At 22 °C an excess amount of a generic metal hydroxide M(OH)2, is mixed with pure water. The resulting equilibrium solution has a pH of 10.49. What is the Ksp of the salt at 22 °C?
Is the ksp=1.38*10^-11?
M(OH)2---> M^+ + 2OH
14-pH=pOH
14-10.49=3.51
pOH=-log[OH]
10^(-3.51)=OH concentration
OH concentration is twice as much as M from the reaction.
Ksp=products/reactants=[OH Concentration]^2[OH concentration/2]
I calculate 1.48 x 10^-11
I agree with 1.48E-11
To determine the Ksp of a salt, we need to use the pH of the equilibrium solution. However, the given information in the question is not sufficient to directly calculate the Ksp value. We will need to perform some calculations to obtain the Ksp.
First, let's convert the pH of the solution into the concentration of hydroxide ions ([OH-]).
The pH of a solution is related to the concentration of hydroxide ions by the equation:
pOH = 14 - pH
pOH represents the negative logarithm of the hydroxide ion concentration.
Therefore, the pOH of the solution is:
pOH = 14 - 10.49 = 3.51
Next, we need to convert the pOH into the concentration of hydroxide ions ([OH-]).
The relationship between pOH and [OH-] is given by the equation:
[OH-] = 10^(-pOH)
Therefore, the concentration of hydroxide ions ([OH-]) in the solution is:
[OH-] = 10^(-3.51)
Now, let's assume that the concentration of the metal ions (M2+) is also equal to the concentration of hydroxide ions ([M2+] ≈ [OH-]).

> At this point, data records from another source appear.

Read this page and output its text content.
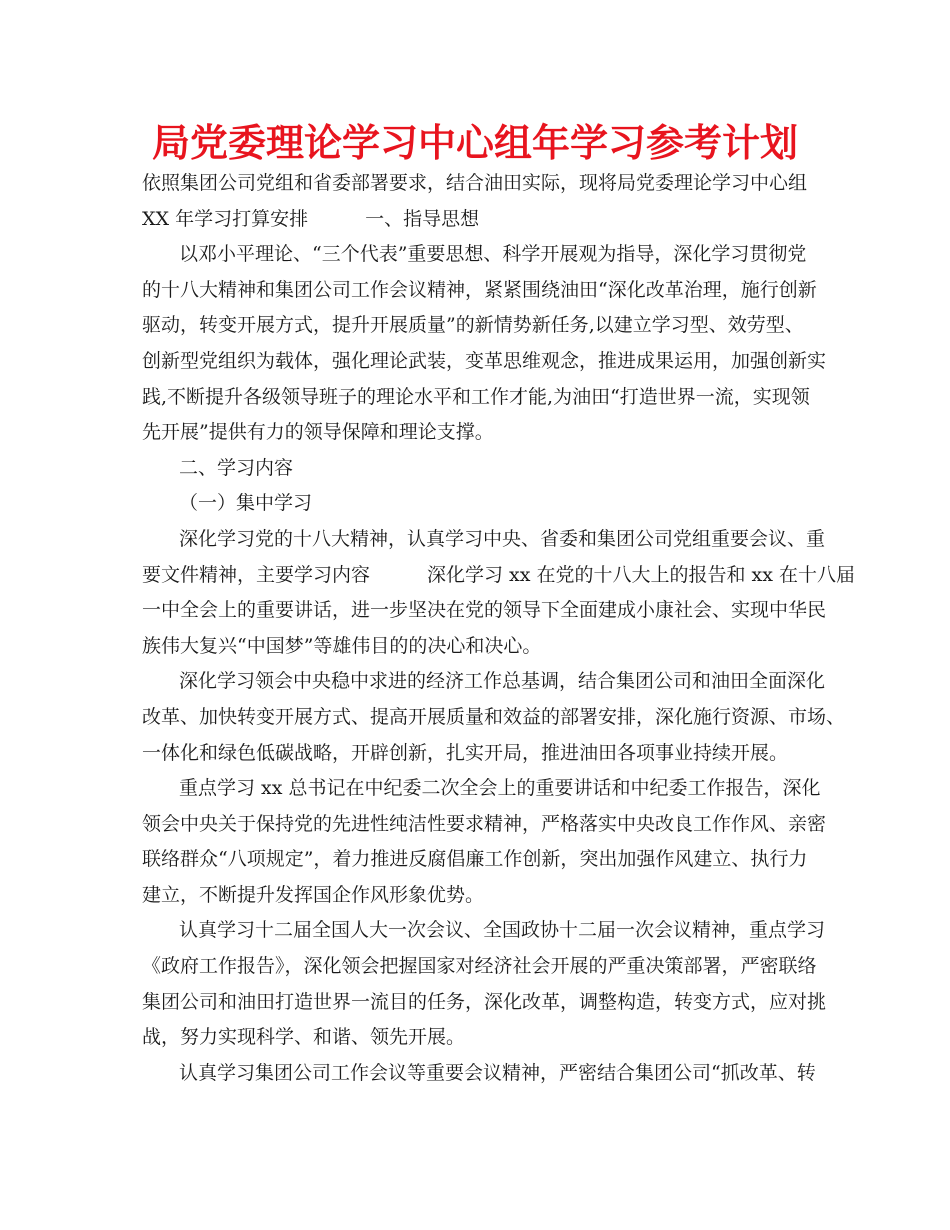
局党委理论学习中心组年学习参考计划
依照集团公司党组和省委部署要求，结合油田实际，现将局党委理论学习中心组
XX 年学习打算安排　　　一、指导思想
以邓小平理论、“三个代表”重要思想、科学开展观为指导，深化学习贯彻党
的十八大精神和集团公司工作会议精神，紧紧围绕油田“深化改革治理，施行创新
驱动，转变开展方式，提升开展质量”的新情势新任务,以建立学习型、效劳型、
创新型党组织为载体，强化理论武装，变革思维观念，推进成果运用，加强创新实
践,不断提升各级领导班子的理论水平和工作才能,为油田“打造世界一流，实现领
先开展”提供有力的领导保障和理论支撑。
二、学习内容
（一）集中学习
深化学习党的十八大精神，认真学习中央、省委和集团公司党组重要会议、重
要文件精神，主要学习内容　　　深化学习 xx 在党的十八大上的报告和 xx 在十八届
一中全会上的重要讲话，进一步坚决在党的领导下全面建成小康社会、实现中华民
族伟大复兴“中国梦”等雄伟目的的决心和决心。
深化学习领会中央稳中求进的经济工作总基调，结合集团公司和油田全面深化
改革、加快转变开展方式、提高开展质量和效益的部署安排，深化施行资源、市场、
一体化和绿色低碳战略，开辟创新，扎实开局，推进油田各项事业持续开展。
重点学习 xx 总书记在中纪委二次全会上的重要讲话和中纪委工作报告，深化
领会中央关于保持党的先进性纯洁性要求精神，严格落实中央改良工作作风、亲密
联络群众“八项规定”，着力推进反腐倡廉工作创新，突出加强作风建立、执行力
建立，不断提升发挥国企作风形象优势。
认真学习十二届全国人大一次会议、全国政协十二届一次会议精神，重点学习
《政府工作报告》，深化领会把握国家对经济社会开展的严重决策部署，严密联络
集团公司和油田打造世界一流目的任务，深化改革，调整构造，转变方式，应对挑
战，努力实现科学、和谐、领先开展。
认真学习集团公司工作会议等重要会议精神，严密结合集团公司“抓改革、转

This assumption is based on the balanced chemical equation for the dissociation of the metal hydroxide M(OH)2:
M(OH)2 --> M2+ + 2OH-
Now, let's substitute the concentration of hydroxide ions ([OH-]) into the equation:
[OH-]^2 ≈ [M2+][OH-]
Since we can assume [M2+] ≈ [OH-], we can rewrite the equation as:
[OH-]^2 ≈ [OH-]^2
This means that the concentration of hydroxide ions squared is approximately equal to itself, which is always true.
This implies that the equilibrium constant (Ksp) for the dissolution of the metal hydroxide is:
Ksp = [M2+][OH-]^2
Since we assume [M2+] ≈ [OH-], we can rewrite the equation as:
Ksp = [OH-]^3
Finally, plug in the value of [OH-] = 10^(-3.51) into the equation to calculate the Ksp:
Ksp = (10^(-3.51))^3
Evaluating this expression gives:
Ksp ≈ 2.07 x 10^(-11)
Therefore, the Ksp of the generic metal hydroxide M(OH)2 at 22 °C is approximately 2.07 x 10^(-11), not 1.38 x 10^(-11) as mentioned in your question.